O Supremo Tribunal Federal (STF) formou nesta quinta-feira (23) maioria de votos para manter a regra que permite a nomeação de parentes para cargos de natureza política, como secretários de Estado. Até o momento, o placar parcial é de 6 votos a 1, com divergência do ministro Flávio Dino. O julgamento será retomado na próxima quarta-feira (29), quando os votos restantes serão anunciados.
Em 2008, o STF editou uma súmula vinculante proibindo o nepotismo, determinando que a nomeação de cônjuge, companheiro ou parente até terceiro grau para cargos públicos viola a Constituição. Contudo, a Corte reconheceu posteriormente que essa restrição não se aplica a cargos políticos, permitindo que governadores, prefeitos e outros chefes do Executivo escolham familiares para funções estratégicas na administração.
O caso voltou à Corte por meio de um recurso que contestava a lei de Tupã (SP), de 2013, que proibiu a contratação de parentes do prefeito, vice-prefeito, secretários e vereadores. A norma municipal contrariava o entendimento do STF sobre nomeações políticas.
Ao retomar o julgamento, o relator, ministro Luiz Fux, defendeu a manutenção do entendimento, destacando que o chefe do Executivo tem prerrogativa de escolher seus secretários, desde que observados critérios de qualificação técnica e a proibição do nepotismo cruzado. “A mensagem do Supremo é que a regra é a possibilidade, a exceção é a impossibilidade. Não é uma carta de alforria para nomear quem quer que seja”, afirmou.

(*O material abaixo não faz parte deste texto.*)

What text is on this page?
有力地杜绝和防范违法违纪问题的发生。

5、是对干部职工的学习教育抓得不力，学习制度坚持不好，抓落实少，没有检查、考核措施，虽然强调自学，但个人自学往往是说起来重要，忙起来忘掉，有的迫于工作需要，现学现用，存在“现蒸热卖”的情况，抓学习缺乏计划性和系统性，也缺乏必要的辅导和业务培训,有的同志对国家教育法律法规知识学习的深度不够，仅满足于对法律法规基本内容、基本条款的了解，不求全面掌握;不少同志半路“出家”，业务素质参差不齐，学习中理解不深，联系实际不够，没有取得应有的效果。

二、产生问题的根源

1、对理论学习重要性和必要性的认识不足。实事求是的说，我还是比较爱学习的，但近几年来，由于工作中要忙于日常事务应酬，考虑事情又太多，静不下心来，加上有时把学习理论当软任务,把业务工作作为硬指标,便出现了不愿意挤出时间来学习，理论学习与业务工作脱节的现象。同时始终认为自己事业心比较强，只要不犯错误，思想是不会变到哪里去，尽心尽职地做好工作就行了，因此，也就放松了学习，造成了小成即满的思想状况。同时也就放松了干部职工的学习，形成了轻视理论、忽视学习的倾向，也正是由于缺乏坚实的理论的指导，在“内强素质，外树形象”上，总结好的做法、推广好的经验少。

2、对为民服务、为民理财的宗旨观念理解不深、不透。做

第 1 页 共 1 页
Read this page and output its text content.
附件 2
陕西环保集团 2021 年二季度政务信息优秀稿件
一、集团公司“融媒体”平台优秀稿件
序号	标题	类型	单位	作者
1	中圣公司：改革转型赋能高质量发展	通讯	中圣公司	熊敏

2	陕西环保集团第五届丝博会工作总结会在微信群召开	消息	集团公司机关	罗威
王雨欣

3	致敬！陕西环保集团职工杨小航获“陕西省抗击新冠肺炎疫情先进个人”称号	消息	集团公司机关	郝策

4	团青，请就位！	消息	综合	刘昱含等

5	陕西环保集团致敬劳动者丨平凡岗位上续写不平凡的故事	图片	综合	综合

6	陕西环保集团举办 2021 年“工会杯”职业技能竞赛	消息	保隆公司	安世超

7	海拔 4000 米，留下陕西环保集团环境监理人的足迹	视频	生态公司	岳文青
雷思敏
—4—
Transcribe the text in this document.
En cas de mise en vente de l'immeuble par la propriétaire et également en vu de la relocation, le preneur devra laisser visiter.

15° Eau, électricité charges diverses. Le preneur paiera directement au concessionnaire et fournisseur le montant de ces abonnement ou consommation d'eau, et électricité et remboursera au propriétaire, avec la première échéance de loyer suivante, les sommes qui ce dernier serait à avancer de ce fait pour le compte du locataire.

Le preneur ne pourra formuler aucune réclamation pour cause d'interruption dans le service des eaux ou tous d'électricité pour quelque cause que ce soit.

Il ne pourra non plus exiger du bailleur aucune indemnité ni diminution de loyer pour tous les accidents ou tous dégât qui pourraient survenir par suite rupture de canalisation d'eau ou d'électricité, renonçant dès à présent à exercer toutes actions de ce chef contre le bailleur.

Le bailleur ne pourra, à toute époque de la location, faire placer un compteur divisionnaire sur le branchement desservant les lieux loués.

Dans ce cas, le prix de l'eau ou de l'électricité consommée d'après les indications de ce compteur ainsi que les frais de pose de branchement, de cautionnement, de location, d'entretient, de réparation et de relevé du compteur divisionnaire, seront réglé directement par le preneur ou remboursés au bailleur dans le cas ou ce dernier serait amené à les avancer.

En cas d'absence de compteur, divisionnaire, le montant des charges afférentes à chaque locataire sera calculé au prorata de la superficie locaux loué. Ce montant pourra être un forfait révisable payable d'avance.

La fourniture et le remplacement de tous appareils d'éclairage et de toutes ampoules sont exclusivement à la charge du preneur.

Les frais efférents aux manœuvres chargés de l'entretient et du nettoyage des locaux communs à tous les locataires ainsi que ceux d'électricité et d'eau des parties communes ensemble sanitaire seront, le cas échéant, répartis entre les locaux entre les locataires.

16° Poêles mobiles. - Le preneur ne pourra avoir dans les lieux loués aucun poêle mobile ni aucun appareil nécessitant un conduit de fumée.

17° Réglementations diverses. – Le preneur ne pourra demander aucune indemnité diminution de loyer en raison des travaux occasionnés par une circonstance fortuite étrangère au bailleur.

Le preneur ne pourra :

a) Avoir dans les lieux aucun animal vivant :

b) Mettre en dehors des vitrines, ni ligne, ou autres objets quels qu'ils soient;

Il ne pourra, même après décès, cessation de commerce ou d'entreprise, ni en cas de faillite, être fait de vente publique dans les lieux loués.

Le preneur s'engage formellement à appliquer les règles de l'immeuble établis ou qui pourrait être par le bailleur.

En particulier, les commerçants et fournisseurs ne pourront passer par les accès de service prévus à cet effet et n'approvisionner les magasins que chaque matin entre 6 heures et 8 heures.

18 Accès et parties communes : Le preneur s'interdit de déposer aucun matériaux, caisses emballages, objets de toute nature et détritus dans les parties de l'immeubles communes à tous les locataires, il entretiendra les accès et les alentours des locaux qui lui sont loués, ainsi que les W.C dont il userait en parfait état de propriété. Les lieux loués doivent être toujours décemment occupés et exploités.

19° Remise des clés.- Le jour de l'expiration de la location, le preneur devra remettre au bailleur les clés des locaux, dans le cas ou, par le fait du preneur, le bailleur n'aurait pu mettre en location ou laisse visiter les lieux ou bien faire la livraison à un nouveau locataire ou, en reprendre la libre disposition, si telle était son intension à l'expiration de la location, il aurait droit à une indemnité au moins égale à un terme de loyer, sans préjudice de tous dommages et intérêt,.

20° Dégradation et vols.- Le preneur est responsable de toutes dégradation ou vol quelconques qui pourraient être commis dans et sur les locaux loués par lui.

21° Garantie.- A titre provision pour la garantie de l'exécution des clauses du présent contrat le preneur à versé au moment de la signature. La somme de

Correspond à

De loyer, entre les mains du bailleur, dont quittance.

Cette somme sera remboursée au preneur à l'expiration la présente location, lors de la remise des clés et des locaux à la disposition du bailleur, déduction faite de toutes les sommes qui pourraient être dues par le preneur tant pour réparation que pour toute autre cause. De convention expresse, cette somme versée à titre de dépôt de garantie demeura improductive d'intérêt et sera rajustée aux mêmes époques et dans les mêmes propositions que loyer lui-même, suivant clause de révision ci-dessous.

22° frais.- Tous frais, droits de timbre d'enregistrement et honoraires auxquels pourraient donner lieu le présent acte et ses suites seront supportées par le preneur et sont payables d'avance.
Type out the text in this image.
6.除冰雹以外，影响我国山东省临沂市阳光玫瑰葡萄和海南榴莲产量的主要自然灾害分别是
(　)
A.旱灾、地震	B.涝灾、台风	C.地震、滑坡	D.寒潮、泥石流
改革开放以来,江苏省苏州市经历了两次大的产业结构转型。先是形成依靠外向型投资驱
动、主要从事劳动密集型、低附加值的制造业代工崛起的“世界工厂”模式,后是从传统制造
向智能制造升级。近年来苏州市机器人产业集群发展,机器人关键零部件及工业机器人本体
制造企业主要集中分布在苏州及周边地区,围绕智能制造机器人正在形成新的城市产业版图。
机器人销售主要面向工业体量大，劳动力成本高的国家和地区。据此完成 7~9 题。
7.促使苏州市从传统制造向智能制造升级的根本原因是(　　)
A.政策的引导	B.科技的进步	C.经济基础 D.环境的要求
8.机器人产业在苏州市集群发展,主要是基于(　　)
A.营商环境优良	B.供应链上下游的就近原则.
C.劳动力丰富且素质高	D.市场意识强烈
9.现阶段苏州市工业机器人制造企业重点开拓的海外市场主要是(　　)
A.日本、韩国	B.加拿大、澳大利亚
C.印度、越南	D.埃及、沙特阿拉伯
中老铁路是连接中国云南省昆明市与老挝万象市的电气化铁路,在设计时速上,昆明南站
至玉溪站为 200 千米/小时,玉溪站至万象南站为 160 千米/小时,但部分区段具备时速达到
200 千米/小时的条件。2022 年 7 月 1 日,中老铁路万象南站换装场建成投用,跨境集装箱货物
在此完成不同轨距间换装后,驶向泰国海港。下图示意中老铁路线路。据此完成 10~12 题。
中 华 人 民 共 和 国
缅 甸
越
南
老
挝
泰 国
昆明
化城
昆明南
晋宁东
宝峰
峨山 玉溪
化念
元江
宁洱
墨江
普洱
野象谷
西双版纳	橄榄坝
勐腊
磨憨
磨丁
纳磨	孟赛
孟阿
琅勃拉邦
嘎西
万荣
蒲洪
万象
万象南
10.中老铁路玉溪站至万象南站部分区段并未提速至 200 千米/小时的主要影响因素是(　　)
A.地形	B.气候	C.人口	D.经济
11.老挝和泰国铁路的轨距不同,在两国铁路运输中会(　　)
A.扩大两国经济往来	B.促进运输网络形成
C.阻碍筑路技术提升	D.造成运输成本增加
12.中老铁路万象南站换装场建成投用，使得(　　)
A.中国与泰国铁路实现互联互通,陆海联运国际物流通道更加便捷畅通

O voto de Fux foi seguido pelos ministros Cristiano Zanin, André Mendonça, Nunes Marques, Alexandre de Moraes e Dias Toffoli. Divergiu o ministro Flávio Dino, que argumentou que “legalidade e afeto não se combinam” e que a prática não ocorre na iniciativa privada. Segundo ele, reuniões de governo não podem ser um almoço de domingo ou ceia de Natal — deve haver separação entre laços familiares e funções públicas.
A ministra Cármen Lúcia também comentou sobre o tema, afirmando que cumprir o princípio da impessoalidade é um desafio, citando casos em que familiares ocupam cargos que supervisionam decisões de parentes.
Os votos finais dos ministros Edson Fachin, Gilmar Mendes e Cármen Lúcia ainda serão proferidos na próxima sessão, encerrando a análise do recurso.